Every year the green recruits arrived, protruding from stockings or sprawled beneath the tree. Not only stuffed animals, but plastic and wooden animal figurines; books about animals, from stories to alphabets to encyclopedias; games and movies with animal heroes; clothing covered with images of animals.
Sure, there were dogs, cats and bunnies in our youthful menagerie; there were the animals of the barnyard, chickens and horses and pigs. But the wild ones, the ones my siblings and I only ever saw in zoos or photographs or on the screen — these were the ones we loved best. How fierce, how strange! They had claws or shells or impossibly long necks; they had spotted fur, manes like halos. They had soft pouches to carry their babies in. Tigers, bears, lions, elephants, monkeys, turtles, dolphins, koalas, giraffes: in those days, everything was animals. They made up the fiery pantheon of our imagination; through animals we explored the world. They were our army of play.
Children depend mightily on animals for comfort, inspiration, imagination and art. And parents have long recognized this. We read our children stories starring elephants and monkeys and bears to teach them about nobility, curiosity and courage, to warn them against selfishness and stubbornness. Without even knowing why, we believe that to learn how to be human — which we have many years to do, for human beings have longer childhoods than any other species, a feature that to biologists and philosophers alike is one of our race’s distinguishing characteristics — children must be surrounded by animal imagery.
True: when those children grow up, they no longer speak so often of their love for animals. As adults we deny or compartmentalize that fondness; we’re taught to privilege the love of our own kind above all others, and most of us accept that teaching.

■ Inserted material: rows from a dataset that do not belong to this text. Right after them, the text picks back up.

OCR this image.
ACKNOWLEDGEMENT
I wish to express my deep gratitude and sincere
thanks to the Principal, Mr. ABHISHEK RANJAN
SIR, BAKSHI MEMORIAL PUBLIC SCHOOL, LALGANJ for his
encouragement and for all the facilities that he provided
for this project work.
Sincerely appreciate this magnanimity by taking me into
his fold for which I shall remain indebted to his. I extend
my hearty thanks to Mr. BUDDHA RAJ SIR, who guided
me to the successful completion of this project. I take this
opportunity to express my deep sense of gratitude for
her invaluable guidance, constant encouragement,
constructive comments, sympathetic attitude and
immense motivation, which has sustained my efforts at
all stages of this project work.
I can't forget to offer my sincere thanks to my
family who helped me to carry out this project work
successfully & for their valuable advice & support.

Yet we have not forgotten the friends of our youth. Just open a magazine, look at a list of sports teams, at logos and billboards, at paintings and literature: the iconography of animals is quietly dominant. They’re with us still, in our dreams, in our jokes, in our built landscapes, in the stories we tell to make meaning of our lives.
WHICH makes me wonder: What of the children of the future? When the polar bears and penguins are gone, the gorillas and elephants and coral-reef clown fish like Nemo — what diverse and lovable army will be their close companions?